Efekt społeczny i ekologiczny
Dofinansowaniem z programu „Mój elektryk” będzie objęty zakup lub leasing - to jedno z najważniejszych udogodnień nowego programu. W przypadku osób fizycznych wyniesie 18 750 zł, a dla tych z Kartą Dużej Rodziny 27 000 zł. W ten sposób poza efektem ekologicznym NFOŚiGW chce uzyskać także efekt społeczny - upowszechnienie pojazdów elektrycznych w rodzinach wielodzietnych. W ich przypadku nie obowiązuje także limit ceny pojazdu.

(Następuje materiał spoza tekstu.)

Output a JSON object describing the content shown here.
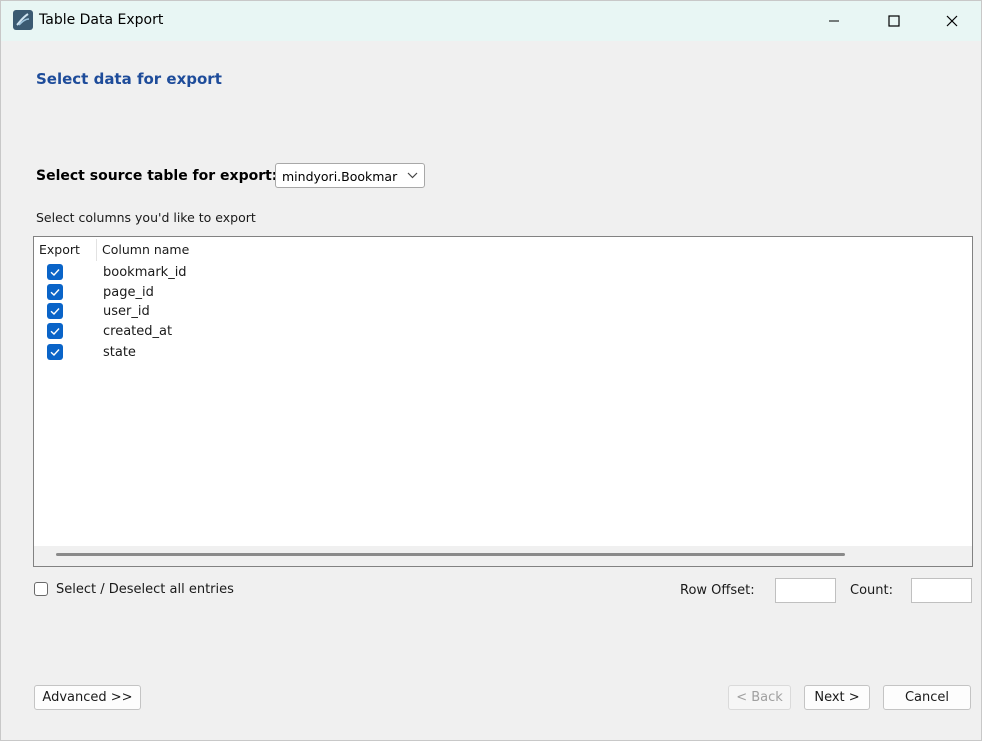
{
  "window": {
    "title": "Table Data Export",
    "icon": "mysql-workbench-icon",
    "controls": [
      "minimize-icon",
      "maximize-icon",
      "close-icon"
    ]
  },
  "heading": "Select data for export",
  "source": {
    "label": "Select source table for export:",
    "selected": "mindyori.Bookmar"
  },
  "columns_label": "Select columns you'd like to export",
  "table": {
    "headers": {
      "export": "Export",
      "column_name": "Column name"
    },
    "rows": [
      {
        "name": "bookmark_id",
        "checked": true
      },
      {
        "name": "page_id",
        "checked": true
      },
      {
        "name": "user_id",
        "checked": true
      },
      {
        "name": "created_at",
        "checked": true
      },
      {
        "name": "state",
        "checked": true
      }
    ]
  },
  "select_all": {
    "label": "Select / Deselect all entries",
    "checked": false
  },
  "row_offset": {
    "label": "Row Offset:",
    "value": ""
  },
  "count": {
    "label": "Count:",
    "value": ""
  },
  "buttons": {
    "advanced": "Advanced >>",
    "back": "< Back",
    "next": "Next >",
    "cancel": "Cancel"
  },
  "colors": {
    "accent": "#0a64c8",
    "heading": "#1e4c9a",
    "titlebar": "#e8f6f4"
  }
}
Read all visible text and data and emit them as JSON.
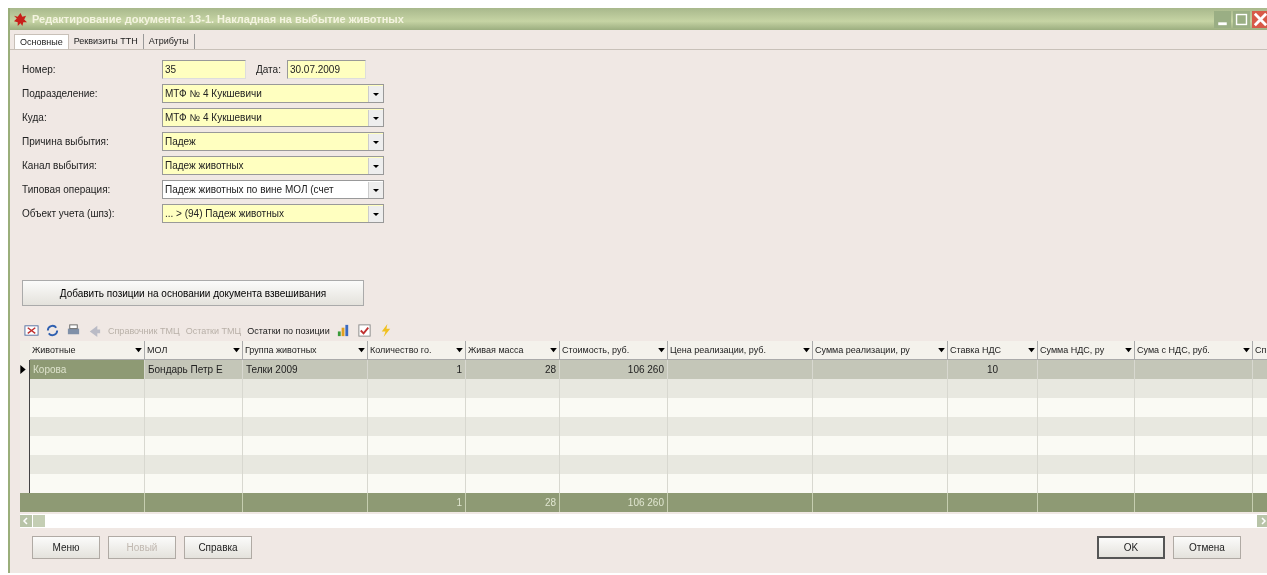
{
  "window": {
    "title": "Редактирование документа: 13-1. Накладная на выбытие животных"
  },
  "tabs": [
    {
      "label": "Основные",
      "selected": true
    },
    {
      "label": "Реквизиты ТТН",
      "selected": false
    },
    {
      "label": "Атрибуты",
      "selected": false
    }
  ],
  "number_field": {
    "label": "Номер:",
    "value": "35"
  },
  "date_field": {
    "label": "Дата:",
    "value": "30.07.2009"
  },
  "fields": [
    {
      "label": "Подразделение:",
      "value": "МТФ № 4 Кукшевичи",
      "highlighted": true
    },
    {
      "label": "Куда:",
      "value": "МТФ № 4 Кукшевичи",
      "highlighted": true
    },
    {
      "label": "Причина выбытия:",
      "value": "Падеж",
      "highlighted": true
    },
    {
      "label": "Канал выбытия:",
      "value": "Падеж животных",
      "highlighted": true
    },
    {
      "label": "Типовая операция:",
      "value": "Падеж животных по вине МОЛ (счет",
      "highlighted": false
    },
    {
      "label": "Объект учета (шпз):",
      "value": "... > (94) Падеж животных",
      "highlighted": true
    }
  ],
  "add_button": "Добавить позиции на основании документа взвешивания",
  "toolbar": [
    {
      "kind": "icon",
      "disabled": false
    },
    {
      "kind": "icon",
      "disabled": false
    },
    {
      "kind": "icon",
      "disabled": false
    },
    {
      "kind": "icon",
      "disabled": true
    },
    {
      "kind": "text",
      "label": "Справочник ТМЦ",
      "disabled": true
    },
    {
      "kind": "text",
      "label": "Остатки ТМЦ",
      "disabled": true
    },
    {
      "kind": "text",
      "label": "Остатки по позиции",
      "disabled": false
    },
    {
      "kind": "icon",
      "disabled": false
    },
    {
      "kind": "icon",
      "disabled": false
    },
    {
      "kind": "icon",
      "disabled": false
    }
  ],
  "table": {
    "columns": [
      "Животные",
      "МОЛ",
      "Группа животных",
      "Количество го.",
      "Живая масса",
      "Стоимость, руб.",
      "Цена реализации, руб.",
      "Сумма реализации, ру",
      "Ставка НДС",
      "Сумма НДС, ру",
      "Сума с НДС, руб.",
      "Сп"
    ],
    "rows": [
      {
        "selected": true,
        "animal": "Корова",
        "mol": "Бондарь Петр Е",
        "group": "Телки 2009",
        "quantity": "1",
        "live_weight": "28",
        "cost": "106 260",
        "vat_rate": "10"
      }
    ],
    "totals": {
      "quantity": "1",
      "live_weight": "28",
      "cost": "106 260"
    }
  },
  "buttons": [
    {
      "label": "Меню",
      "disabled": false,
      "default": false
    },
    {
      "label": "Новый",
      "disabled": true,
      "default": false
    },
    {
      "label": "Справка",
      "disabled": false,
      "default": false
    },
    {
      "label": "OK",
      "disabled": false,
      "default": true
    },
    {
      "label": "Отмена",
      "disabled": false,
      "default": false
    }
  ]
}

Pozostali adresaci programu mogą liczyć na dofinansowania, których poziom będzie zależał od kategorii pojazdu oraz średniorocznego przebiegu. Mogą się przy tym ubiegać o dofinansowanie więcej niż jednego pojazdu. Poszerzenie grupy beneficjentów programu ma na celu ułatwienie przechodzenia na transport zeroemisyjny wszystkim zainteresowanym podmiotom, w tym firmom i organizacjom, które planują modernizację lub wymianę swojej floty.
Ograniczyć emisje
Nowy program Narodowego Funduszu Ochrony Środowiska i Gospodarki Wodnej ma na celu zwiększenie liczby użytkowanych pojazdów elektrycznych, które pozwalają na ograniczenie szkodliwej emisji gazów cieplarnianych, zwłaszcza w miastach. Z danych Eurostatu (dane za lata 2009-2019) wynika, że to właśnie transport, który odpowiada za ok. 10% emisji, w największym stopniu ze wszystkich sektorów gospodarki zwiększał emisję szkodliwych gazów w Polsce – średnio o 4,7% rocznie. Właśnie z tego powodu, poza zachętami do korzystania z EV, takimi jak dofinansowania czy zmiany w prawie, pozwalające użytkownikom elektryków poruszać się po buspasach i nie płacić za parkowanie w strefach płatnego parkowania, ważna jest edukacja i promowanie postaw ekologicznych w transporcie.